Nous n’avons pas accès au code informatique de ces programmes complexes, exécutés sur des serveurs tiers et conçus pour apprendre des données de leurs utilisateurs, se modifiant en quelque sorte en permanence

Auteur

Erwan Le Merrer

Poste

chercheur Inria au sein de l'équipe WIDE

Une méthodologie originale

Par conséquent, les scientifiques développent des approches originales afin de scruter ces programmes et mettre en lumière leurs propriétés et leurs limites. Un exemple ? Leurs derniers travaux en date sur le recommandeur de YouTube, dans le contexte de la récente élection présidentielle française. Puisqu'un recommandeur encode le passage des actions sur la plate-forme – dans le cas de YouTube, des visualisations de vidéos –, est-il possible d’extraire un signal à analyser, à partir d’une simple observation des recommandations ?
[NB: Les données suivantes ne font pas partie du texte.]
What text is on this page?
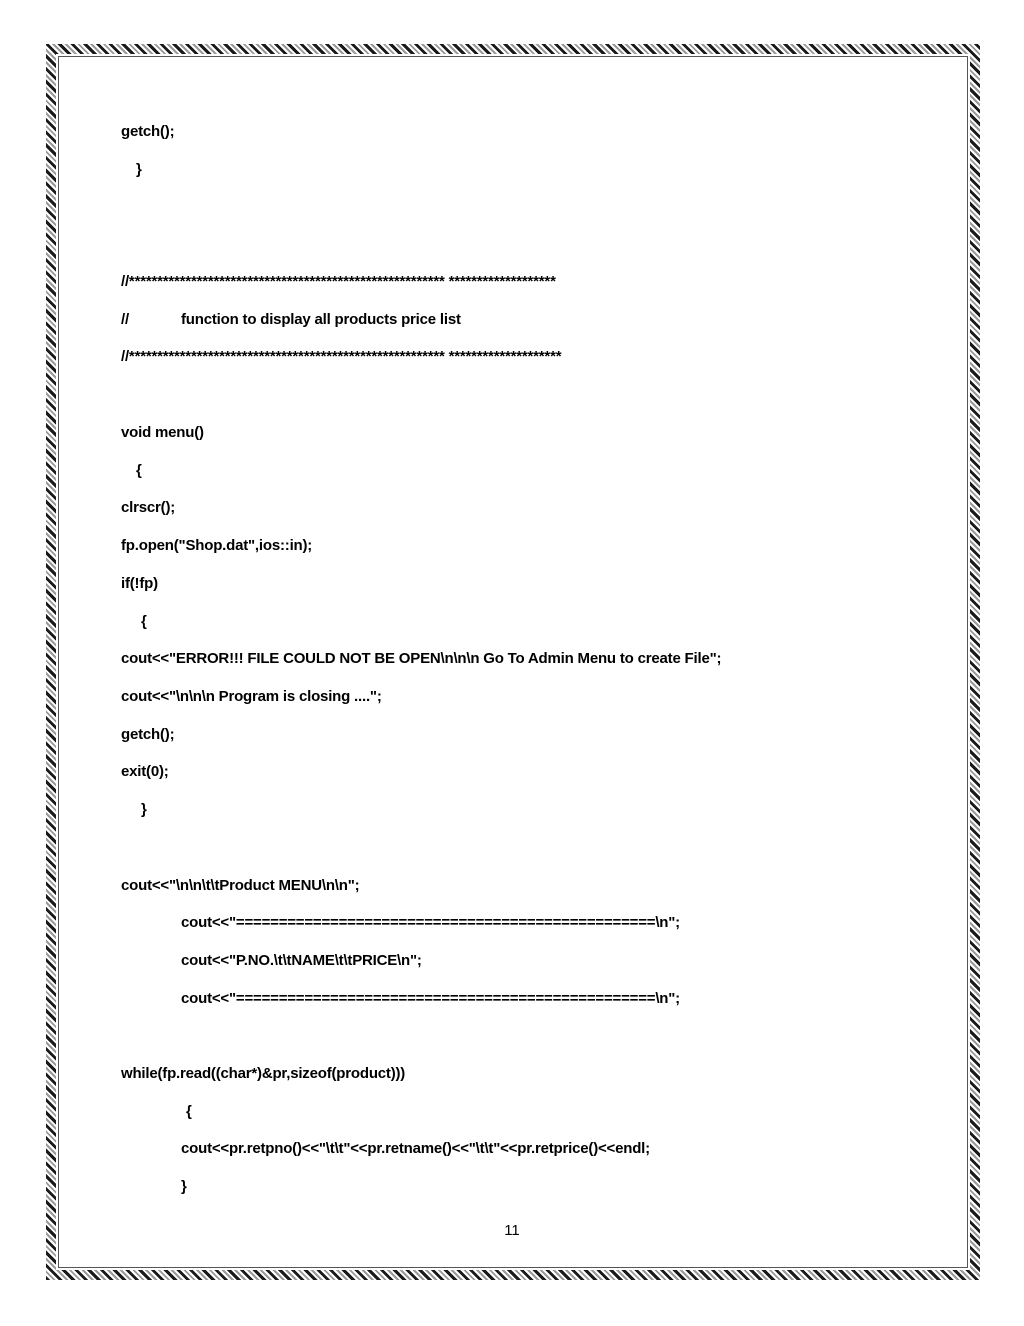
getch();

}

//******************************************************** *******************

//	function to display all products price list

//******************************************************** ********************

void menu()

{

clrscr();

fp.open("Shop.dat",ios::in);

if(!fp)

{

cout<<"ERROR!!! FILE COULD NOT BE OPEN\n\n\n Go To Admin Menu to create File";

cout<<"\n\n\n Program is closing ....";

getch();

exit(0);

}

cout<<"\n\n\t\tProduct MENU\n\n";

cout<<"=================================================\n";

cout<<"P.NO.\t\tNAME\t\tPRICE\n";

cout<<"=================================================\n";

while(fp.read((char*)&pr,sizeof(product)))

{

cout<<pr.retpno()<<"\t\t"<<pr.retname()<<"\t\t"<<pr.retprice()<<endl;

}

11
C’est l’une des questions à laquelle les chercheurs ont apporté une réponse, en montrant comment le recommandeur peut aider à prédire l’état de l’opinion sur les candidats à l’élection. « Notre approche se fonde sur le postulat qu‘un candidat populaire va intéresser de nombreux utilisateurs qui, sur YouTube, vont accéder à des vidéos de ses interventions. Le recommandeur va naturellement faire transparaître cette popularité en proposant à nouveau ces vidéos, ce qui renforcera son audience et sa popularité », détaille Gilles Trédan.
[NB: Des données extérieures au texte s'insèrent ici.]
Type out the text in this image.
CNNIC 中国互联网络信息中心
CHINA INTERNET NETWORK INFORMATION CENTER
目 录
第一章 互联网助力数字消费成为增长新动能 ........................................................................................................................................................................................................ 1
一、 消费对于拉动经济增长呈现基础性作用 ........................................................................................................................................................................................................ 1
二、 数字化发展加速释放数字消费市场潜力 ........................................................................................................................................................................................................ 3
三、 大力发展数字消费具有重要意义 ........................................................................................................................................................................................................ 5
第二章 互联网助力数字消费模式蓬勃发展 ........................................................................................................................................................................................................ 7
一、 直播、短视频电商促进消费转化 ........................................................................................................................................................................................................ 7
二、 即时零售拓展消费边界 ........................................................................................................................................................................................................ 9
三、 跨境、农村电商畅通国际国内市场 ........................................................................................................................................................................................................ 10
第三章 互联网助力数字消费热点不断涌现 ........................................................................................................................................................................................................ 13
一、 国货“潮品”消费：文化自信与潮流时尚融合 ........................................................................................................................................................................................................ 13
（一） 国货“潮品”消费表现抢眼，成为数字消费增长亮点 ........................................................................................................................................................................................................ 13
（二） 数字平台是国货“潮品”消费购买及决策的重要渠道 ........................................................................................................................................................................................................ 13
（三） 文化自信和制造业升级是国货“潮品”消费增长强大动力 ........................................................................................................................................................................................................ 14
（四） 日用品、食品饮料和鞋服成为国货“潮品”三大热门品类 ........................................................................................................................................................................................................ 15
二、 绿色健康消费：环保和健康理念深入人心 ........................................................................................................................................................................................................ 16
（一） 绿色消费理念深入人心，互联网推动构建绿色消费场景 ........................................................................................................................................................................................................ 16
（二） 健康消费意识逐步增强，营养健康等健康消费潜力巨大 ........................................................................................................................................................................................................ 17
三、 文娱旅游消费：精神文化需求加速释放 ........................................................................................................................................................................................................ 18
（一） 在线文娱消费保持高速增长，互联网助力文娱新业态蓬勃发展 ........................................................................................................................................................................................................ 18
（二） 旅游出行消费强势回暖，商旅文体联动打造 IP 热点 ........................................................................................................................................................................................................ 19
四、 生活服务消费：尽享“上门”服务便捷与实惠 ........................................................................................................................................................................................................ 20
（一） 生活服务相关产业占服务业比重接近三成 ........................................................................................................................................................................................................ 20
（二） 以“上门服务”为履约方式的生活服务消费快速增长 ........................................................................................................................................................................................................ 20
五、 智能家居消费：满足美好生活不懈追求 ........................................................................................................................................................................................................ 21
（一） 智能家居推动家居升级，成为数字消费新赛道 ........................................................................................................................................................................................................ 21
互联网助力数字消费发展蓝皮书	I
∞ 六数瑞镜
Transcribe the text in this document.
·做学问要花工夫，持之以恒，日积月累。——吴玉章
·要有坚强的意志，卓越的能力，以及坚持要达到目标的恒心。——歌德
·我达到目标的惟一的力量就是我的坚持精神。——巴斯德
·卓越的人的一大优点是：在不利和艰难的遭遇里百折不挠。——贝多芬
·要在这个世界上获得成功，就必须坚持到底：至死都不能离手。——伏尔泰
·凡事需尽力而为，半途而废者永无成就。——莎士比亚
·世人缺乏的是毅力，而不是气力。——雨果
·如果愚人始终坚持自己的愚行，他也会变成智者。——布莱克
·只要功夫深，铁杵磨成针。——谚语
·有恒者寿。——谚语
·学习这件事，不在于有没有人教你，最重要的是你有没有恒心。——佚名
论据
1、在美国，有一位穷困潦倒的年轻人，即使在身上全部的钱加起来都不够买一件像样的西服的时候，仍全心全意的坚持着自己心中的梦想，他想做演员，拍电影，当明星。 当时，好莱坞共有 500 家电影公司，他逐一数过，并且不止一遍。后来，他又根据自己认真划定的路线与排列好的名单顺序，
Une mesure des intentions de vote

Les chercheurs ont ainsi travaillé avec des scripts automatiques (des "bots") qui simulent l’activité d’utilisateurs consultant des vidéos sur la plate-forme. Chaque jour pendant la durée de la campagne, ils ont programmé ces bots pour se rendre sur la catégorie "Actualités nationales", regarder une vidéo choisie aléatoirement, et consulter les quatre vidéos suivantes proposées en lecture automatique. L’action étant renouvelée près de 200 fois par jour, les chercheurs ont analysé les cinq vidéos consultées et, si leur sujet concernait la présidentielle, la durée d’une phrase attribuée à un candidat a été créditée à son temps de parole.
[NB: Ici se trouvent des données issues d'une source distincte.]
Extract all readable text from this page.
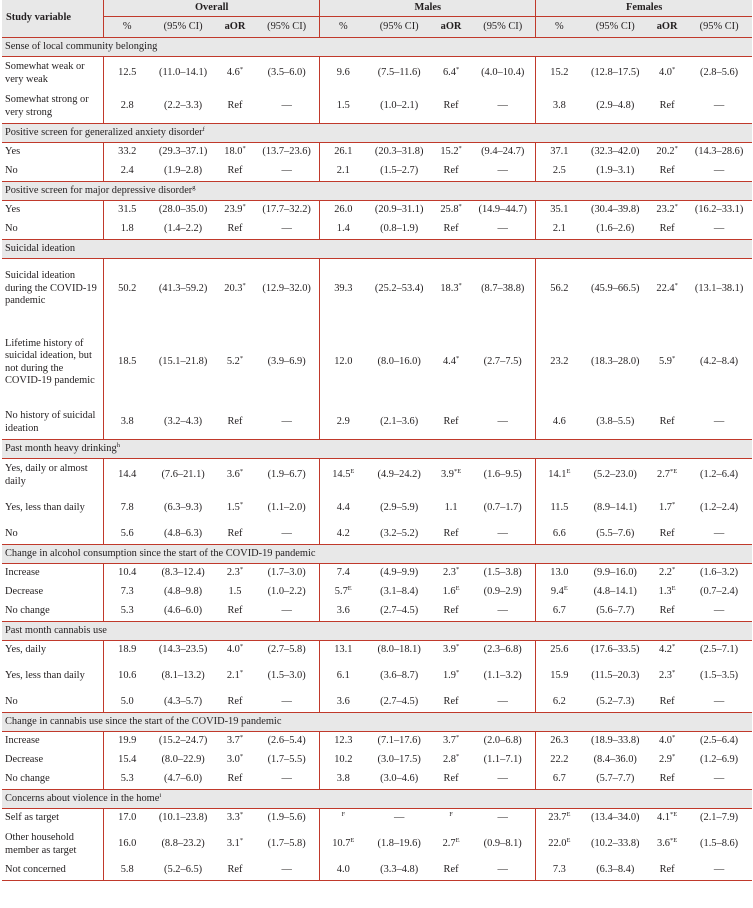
Study variable	Overall				Males				Females			
	%	(95% CI)	aOR	(95% CI)	%	(95% CI)	aOR	(95% CI)	%	(95% CI)	aOR	(95% CI)
Sense of local community belonging												
Somewhat weak or very weak	12.5	(11.0–14.1)	4.6*	(3.5–6.0)	9.6	(7.5–11.6)	6.4*	(4.0–10.4)	15.2	(12.8–17.5)	4.0*	(2.8–5.6)
Somewhat strong or very strong	2.8	(2.2–3.3)	Ref	—	1.5	(1.0–2.1)	Ref	—	3.8	(2.9–4.8)	Ref	—
Positive screen for generalized anxiety disorder$^f$
Yes	33.2	(29.3–37.1)	18.0*	(13.7–23.6)	26.1	(20.3–31.8)	15.2*	(9.4–24.7)	37.1	(32.3–42.0)	20.2*	(14.3–28.6)
No	2.4	(1.9–2.8)	Ref	—	2.1	(1.5–2.7)	Ref	—	2.5	(1.9–3.1)	Ref	—
Positive screen for major depressive disorder$^g$
Yes	31.5	(28.0–35.0)	23.9*	(17.7–32.2)	26.0	(20.9–31.1)	25.8*	(14.9–44.7)	35.1	(30.4–39.8)	23.2*	(16.2–33.1)
No	1.8	(1.4–2.2)	Ref	—	1.4	(0.8–1.9)	Ref	—	2.1	(1.6–2.6)	Ref	—
Suicidal ideation												
Suicidal ideation during the COVID-19 pandemic	50.2	(41.3–59.2)	20.3*	(12.9–32.0)	39.3	(25.2–53.4)	18.3*	(8.7–38.8)	56.2	(45.9–66.5)	22.4*	(13.1–38.1)
Lifetime history of suicidal ideation, but not during the COVID-19 pandemic	18.5	(15.1–21.8)	5.2*	(3.9–6.9)	12.0	(8.0–16.0)	4.4*	(2.7–7.5)	23.2	(18.3–28.0)	5.9*	(4.2–8.4)
No history of suicidal ideation	3.8	(3.2–4.3)	Ref	—	2.9	(2.1–3.6)	Ref	—	4.6	(3.8–5.5)	Ref	—
Past month heavy drinking$^h$
Yes, daily or almost daily	14.4	(7.6–21.1)	3.6*	(1.9–6.7)	$14.5^E$	(4.9–24.2)	$3.9^{*E}$	(1.6–9.5)	$14.1^E$	(5.2–23.0)	$2.7^{*E}$	(1.2–6.4)
Yes, less than daily	7.8	(6.3–9.3)	1.5*	(1.1–2.0)	4.4	(2.9–5.9)	1.1	(0.7–1.7)	11.5	(8.9–14.1)	1.7*	(1.2–2.4)
No	5.6	(4.8–6.3)	Ref	—	4.2	(3.2–5.2)	Ref	—	6.6	(5.5–7.6)	Ref	—
Change in alcohol consumption since the start of the COVID-19 pandemic												
Increase	10.4	(8.3–12.4)	2.3*	(1.7–3.0)	7.4	(4.9–9.9)	2.3*	(1.5–3.8)	13.0	(9.9–16.0)	2.2*	(1.6–3.2)
Decrease	7.3	(4.8–9.8)	1.5	(1.0–2.2)	$5.7^E$	(3.1–8.4)	$1.6^E$	(0.9–2.9)	$9.4^E$	(4.8–14.1)	$1.3^E$	(0.7–2.4)
No change	5.3	(4.6–6.0)	Ref	—	3.6	(2.7–4.5)	Ref	—	6.7	(5.6–7.7)	Ref	—
Past month cannabis use												
Yes, daily	18.9	(14.3–23.5)	4.0*	(2.7–5.8)	13.1	(8.0–18.1)	3.9*	(2.3–6.8)	25.6	(17.6–33.5)	4.2*	(2.5–7.1)
Yes, less than daily	10.6	(8.1–13.2)	2.1*	(1.5–3.0)	6.1	(3.6–8.7)	1.9*	(1.1–3.2)	15.9	(11.5–20.3)	2.3*	(1.5–3.5)
No	5.0	(4.3–5.7)	Ref	—	3.6	(2.7–4.5)	Ref	—	6.2	(5.2–7.3)	Ref	—
Change in cannabis use since the start of the COVID-19 pandemic												
Increase	19.9	(15.2–24.7)	3.7*	(2.6–5.4)	12.3	(7.1–17.6)	3.7*	(2.0–6.8)	26.3	(18.9–33.8)	4.0*	(2.5–6.4)
Decrease	15.4	(8.0–22.9)	3.0*	(1.7–5.5)	10.2	(3.0–17.5)	2.8*	(1.1–7.1)	22.2	(8.4–36.0)	2.9*	(1.2–6.9)
No change	5.3	(4.7–6.0)	Ref	—	3.8	(3.0–4.6)	Ref	—	6.7	(5.7–7.7)	Ref	—
Concerns about violence in the home$^i$
Self as target	17.0	(10.1–23.8)	3.3*	(1.9–5.6)	$^F$	—	$^F$	—	$23.7^E$	(13.4–34.0)	$4.1^{*E}$	(2.1–7.9)
Other household member as target	16.0	(8.8–23.2)	3.1*	(1.7–5.8)	$10.7^E$	(1.8–19.6)	$2.7^E$	(0.9–8.1)	$22.0^E$	(10.2–33.8)	$3.6^{*E}$	(1.5–8.6)
Not concerned	5.8	(5.2–6.5)	Ref	—	4.0	(3.3–4.8)	Ref	—	7.3	(6.3–8.4)	Ref	—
« Avec cette approche, nous disposions d’une donnée mesurable, une sorte de temps d’exposition du candidat par rapport à ses concurrents, que nous comparions chaque jour avec les résultats des sondages », explique Erwan Le Merrer. Quel a été le résultat de cette étude ? Les chercheurs ont mis en évidence une étroite corrélation entre l’indicateur qu’ils ont calculé et les intentions de vote… « Les valeurs que nous avons obtenues sont cependant moins stables que celles données par les sondages, et, pour certains candidats, parfois sur ou sous-évaluées, tempère Gilles Trédan. L’erreur de prédiction, par comparaison avec les sondages, est néanmoins faible, de l’ordre de 3% sur la période étudiée… et elle est encore moindre (1,5% environ) sur le résultat effectif du premier tour. »

Une recherche utile au régulateur

Les chercheurs ont publié une synthèse de leur travaux, dont les conclusions peuvent par exemple intéresser les instituts de sondage, qui y trouveront peut-être matière à réflexion future. « Les sondages sont effectués auprès de centaines ou de milliers d’utilisateurs, tout au plus, rappelle Erwan Le Merrer. Le recommandeur de YouTube interagit, lui, avec des millions de personnes quotidiennement, et s’adapte à cela : étudier la corrélation de signaux de ce type est certainement une piste intéressante, non seulement pour la recherche en informatique, mais pour des applications concrètes en sciences politiques. »

« Nous pensons également à d’autres usages de ces données, complète Gilles Trédan. Une campagne présidentielle est un temps fort de l’histoire d’un pays, de sa sociologie, etc., que nos travaux ont contribué à documenter de façon originale : ces informations, mises en contexte, intéresseront peut-être dans quelques années des chercheurs en sciences sociales ? »

Mais c’est sans doute à plus court terme que ces travaux trouveront des applications concrètes. « Suivant les conseils d’un de nos collègues d’Inria, qui s’intéresse aux questions d’audit et de régulation des algorithmes, nous nous sommes rapprochés du PEReN (le Pôle d’expertise de la régulation numérique), avec qui nous comptons échanger régulièrement autour de nos travaux et de leurs potentielles implications réglementaires », conclut Erwan Le Merrer. De nouvelles perspectives à l’horizon.